In these times of tighter family budgets and increased competition for admission to four-year universities, community college students may worry about their prospects for transferring to a university
after earning an associate’s degree
However, many students can put their minds at ease, especially if you live in an area where your local community colleges have entered into guaranteed admission agreements with four-year state universities. What follows is an overview of some states that are leading the way in guaranteed admission and articulation agreements:
Abigal Endsley writes on Pearson.com
, one of the leading providers of educational materials: "So before contacting your local community college, first decide what degree you want and where you want to graduate from. This—admittedly—is a monster of a task in and of itself. (If you want some help with it, I recommend our free ebook What Should I Major In?)
Then you’ll need to know what’s required to earn that specific degree from that specific school. What kinds of courses do you need? What subject? What specificity? What level? Check the college’s website for this information. If you’ve never done this research before, it may feel like drinking from a fire hose. Our crash course on college course codes may help.
Once you understand what degree you want, where you want to earn it from, and your degree’s specific college credit requirements, only then can you can begin researching which of those credits you can transfer from a community college."
The Honolulu Star-Bulletin reports that starting in the 2010-11 school year, students who earn an associate’s degree from any of the seven community colleges under the University of Hawaii System will automatically be accepted to the University of Hawaii-Manoa, University of Hawaii-Hilo, or the University of Hawaii-West Oahu.
The University of Hawaii will also waive admission fees for these students, and it will make these students eligible for early registration
at any of the state system’s four-year colleges.
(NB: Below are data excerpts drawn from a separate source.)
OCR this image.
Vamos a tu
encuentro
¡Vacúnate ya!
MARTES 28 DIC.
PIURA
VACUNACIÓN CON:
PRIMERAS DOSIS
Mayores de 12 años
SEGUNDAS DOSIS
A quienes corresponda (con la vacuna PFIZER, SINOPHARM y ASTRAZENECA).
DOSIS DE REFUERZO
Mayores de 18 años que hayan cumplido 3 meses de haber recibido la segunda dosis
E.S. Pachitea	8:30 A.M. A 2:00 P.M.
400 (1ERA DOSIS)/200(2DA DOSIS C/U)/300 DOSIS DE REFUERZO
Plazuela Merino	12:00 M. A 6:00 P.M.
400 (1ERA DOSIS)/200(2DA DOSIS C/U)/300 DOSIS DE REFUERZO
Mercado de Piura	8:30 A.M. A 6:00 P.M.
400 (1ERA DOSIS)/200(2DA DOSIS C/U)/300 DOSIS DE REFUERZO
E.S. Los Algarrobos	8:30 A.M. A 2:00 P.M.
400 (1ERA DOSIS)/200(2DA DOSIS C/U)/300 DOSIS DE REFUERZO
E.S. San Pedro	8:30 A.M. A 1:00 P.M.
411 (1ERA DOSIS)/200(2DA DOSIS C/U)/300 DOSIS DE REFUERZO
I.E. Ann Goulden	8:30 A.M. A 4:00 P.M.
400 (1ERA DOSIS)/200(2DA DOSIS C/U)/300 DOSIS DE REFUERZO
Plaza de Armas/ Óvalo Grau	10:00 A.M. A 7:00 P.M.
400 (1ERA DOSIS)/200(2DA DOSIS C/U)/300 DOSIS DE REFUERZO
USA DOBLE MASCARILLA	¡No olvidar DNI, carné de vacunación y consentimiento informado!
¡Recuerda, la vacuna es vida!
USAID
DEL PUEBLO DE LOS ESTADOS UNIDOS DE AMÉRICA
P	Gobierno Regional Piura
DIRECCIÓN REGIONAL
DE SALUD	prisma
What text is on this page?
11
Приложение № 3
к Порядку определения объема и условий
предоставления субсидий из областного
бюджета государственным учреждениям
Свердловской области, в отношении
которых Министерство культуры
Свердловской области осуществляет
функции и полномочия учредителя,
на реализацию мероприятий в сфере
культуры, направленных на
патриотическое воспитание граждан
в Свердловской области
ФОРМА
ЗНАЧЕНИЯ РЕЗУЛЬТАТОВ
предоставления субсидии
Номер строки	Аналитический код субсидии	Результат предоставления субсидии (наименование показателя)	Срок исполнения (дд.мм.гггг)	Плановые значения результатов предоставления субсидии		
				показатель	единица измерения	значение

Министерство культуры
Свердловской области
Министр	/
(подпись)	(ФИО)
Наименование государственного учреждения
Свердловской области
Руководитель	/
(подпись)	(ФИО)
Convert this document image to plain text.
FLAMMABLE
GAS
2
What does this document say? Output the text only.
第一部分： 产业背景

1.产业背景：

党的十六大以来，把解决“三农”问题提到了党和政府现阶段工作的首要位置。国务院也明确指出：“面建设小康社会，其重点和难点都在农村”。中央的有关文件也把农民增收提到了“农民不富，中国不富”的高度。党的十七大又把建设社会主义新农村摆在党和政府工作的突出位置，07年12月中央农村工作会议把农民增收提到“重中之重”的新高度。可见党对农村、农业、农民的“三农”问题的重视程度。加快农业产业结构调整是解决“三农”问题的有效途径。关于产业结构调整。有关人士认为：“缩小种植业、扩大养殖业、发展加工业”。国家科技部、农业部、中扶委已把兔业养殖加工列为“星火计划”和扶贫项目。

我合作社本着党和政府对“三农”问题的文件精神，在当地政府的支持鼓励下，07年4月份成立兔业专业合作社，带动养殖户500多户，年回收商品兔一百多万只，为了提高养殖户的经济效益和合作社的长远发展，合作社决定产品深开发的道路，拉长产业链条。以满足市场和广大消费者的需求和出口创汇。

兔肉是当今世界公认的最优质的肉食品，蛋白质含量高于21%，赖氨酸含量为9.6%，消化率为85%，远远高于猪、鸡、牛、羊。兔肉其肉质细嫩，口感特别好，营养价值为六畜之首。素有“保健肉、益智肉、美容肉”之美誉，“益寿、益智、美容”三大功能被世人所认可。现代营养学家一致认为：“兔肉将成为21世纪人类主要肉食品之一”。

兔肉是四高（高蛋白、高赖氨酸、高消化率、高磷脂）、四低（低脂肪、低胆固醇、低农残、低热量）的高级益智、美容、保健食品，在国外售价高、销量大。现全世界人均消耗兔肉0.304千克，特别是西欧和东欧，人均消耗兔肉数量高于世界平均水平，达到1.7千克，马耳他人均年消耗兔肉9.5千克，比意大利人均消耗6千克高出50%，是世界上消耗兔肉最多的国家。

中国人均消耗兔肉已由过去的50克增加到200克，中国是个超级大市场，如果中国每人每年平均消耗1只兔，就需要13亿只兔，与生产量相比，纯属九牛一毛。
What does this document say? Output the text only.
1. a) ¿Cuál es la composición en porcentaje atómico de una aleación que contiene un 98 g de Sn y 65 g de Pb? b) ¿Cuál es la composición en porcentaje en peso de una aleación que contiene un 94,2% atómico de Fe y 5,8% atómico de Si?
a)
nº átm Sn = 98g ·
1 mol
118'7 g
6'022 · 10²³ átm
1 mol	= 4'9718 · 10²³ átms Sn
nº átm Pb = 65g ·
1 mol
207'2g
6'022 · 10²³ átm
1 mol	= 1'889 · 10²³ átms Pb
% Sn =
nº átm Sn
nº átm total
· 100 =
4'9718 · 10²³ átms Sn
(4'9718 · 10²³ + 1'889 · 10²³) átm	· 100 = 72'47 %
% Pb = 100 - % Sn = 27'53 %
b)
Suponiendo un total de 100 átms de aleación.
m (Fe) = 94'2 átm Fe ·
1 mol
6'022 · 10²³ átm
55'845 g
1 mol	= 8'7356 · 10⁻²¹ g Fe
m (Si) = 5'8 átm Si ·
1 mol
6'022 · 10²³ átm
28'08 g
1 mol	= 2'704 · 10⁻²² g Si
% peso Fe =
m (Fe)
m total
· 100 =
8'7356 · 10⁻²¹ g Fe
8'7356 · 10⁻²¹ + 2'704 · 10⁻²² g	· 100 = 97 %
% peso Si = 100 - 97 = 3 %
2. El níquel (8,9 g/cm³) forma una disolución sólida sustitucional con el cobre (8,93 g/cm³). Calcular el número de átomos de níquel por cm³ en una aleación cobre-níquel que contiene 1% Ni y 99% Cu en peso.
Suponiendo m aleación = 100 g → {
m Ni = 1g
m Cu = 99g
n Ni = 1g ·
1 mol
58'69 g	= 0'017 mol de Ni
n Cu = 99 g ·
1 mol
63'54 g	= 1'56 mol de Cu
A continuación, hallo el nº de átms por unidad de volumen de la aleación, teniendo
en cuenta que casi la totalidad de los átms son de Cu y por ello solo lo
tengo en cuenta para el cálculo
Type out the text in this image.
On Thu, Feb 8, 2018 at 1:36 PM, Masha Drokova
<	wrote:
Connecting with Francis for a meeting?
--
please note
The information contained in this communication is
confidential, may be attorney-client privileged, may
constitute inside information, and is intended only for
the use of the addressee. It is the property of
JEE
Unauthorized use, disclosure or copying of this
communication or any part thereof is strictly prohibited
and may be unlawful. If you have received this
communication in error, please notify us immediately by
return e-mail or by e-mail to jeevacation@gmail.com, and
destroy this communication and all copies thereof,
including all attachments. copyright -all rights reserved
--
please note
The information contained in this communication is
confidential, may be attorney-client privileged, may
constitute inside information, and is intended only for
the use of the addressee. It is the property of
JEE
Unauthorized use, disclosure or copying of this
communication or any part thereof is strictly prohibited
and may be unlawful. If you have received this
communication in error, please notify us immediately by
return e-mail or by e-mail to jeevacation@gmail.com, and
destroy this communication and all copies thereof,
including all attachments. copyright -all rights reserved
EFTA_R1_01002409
This video offers an overview of Hawaii Community College.
The state of New Hampshire offers its community colleges a similar guarantee. Its Connections Program, according to the Community College Times, allows students who take at least 12 credits per semester for two consecutive semesters at any of the state’s seven community colleges to automatically be accepted to the University of New Hampshire or other state schools, as long as the students earned a grade of “C” or better in all of their classes. As in Hawaii, students who are automatically accepted to the state university do not have to pay an application fee.
The Virginia-based Reston Connection
newspaper reports that Northern Virginia Community College
has an agreement with the University of Virginia in which students who earn an associate’s degree from the community college and meet certain course and GPA requirements are guaranteed acceptance to the four-year university.
The requirements for guaranteed admission include a GPA of at least 3.4 on a 4.0 scale, a grade of “C” or better in all community college classes and a grade of “B” or better in two required English classes, and a transcript showing that the student has taken a required number of credits in foreign language
, social science, humanities, historical studies, and “non-Western perspectives.”
Northern Virginia Community College
does not stop here, however. It also has guaranteed admission agreements with “about 38 other colleges and universities,” according to the Reston Connection
. The colleges and universities that have entered into these agreements with the community college include prestigious private schools such as Georgetown and the College of William and Mary, along with various state schools.
Oregon’s Umpqua Community College
boasts a number of articulation agreements with private and public universities within the state. Although articulation agreements do not mean that a student is guaranteed admission to these universities, they assure students that their credits earned at the community college will transfer towards their four-year degree
15 Massachusetts community colleges
participate in the state’s MassTransfer program (formerly known as the Commonwealth Transfer Compact), under which students who complete a designated transfer associate’s degree program and fulfill minimum GPA requirements at a community college are guaranteed admission to one of ten participating state colleges and universities, including the University of Massachusetts. The MassTransfer website, created by the state’s Department of Higher Education, offers a complete list of community college programs that can lead to guaranteed admission to corresponding programs at state colleges.
Under Florida’s 2+2 articulation program, students who earn associate’s degrees at one of the state’s community colleges are guaranteed admission to one of the state’s four-year universities, although they are not necessarily guaranteed admission to their first-choice school. The University of Central Florida participates in an additional program under which Floridian community college
graduates who meet certain requirements are guaranteed admission to UCF.
This video offers an overview of Florida's Community Colleges.
Students who earn an associate’s degree from one of California’s community colleges
, maintain a cumulative GPA of at least 3.0, and complete various course credit requirements are guaranteed admission to one of the campuses in the University of California system, though not necessarily to their first-choice campus.
These programs are growing in popularity, as many students realize that they can save significantly on tuition costs while guaranteeing admission to a desirable four-year university by enrolling in certain approved community college programs. Students who take the time to investigate the articulation and guaranteed admission programs in their states may find their efforts well rewarded both financially and academically.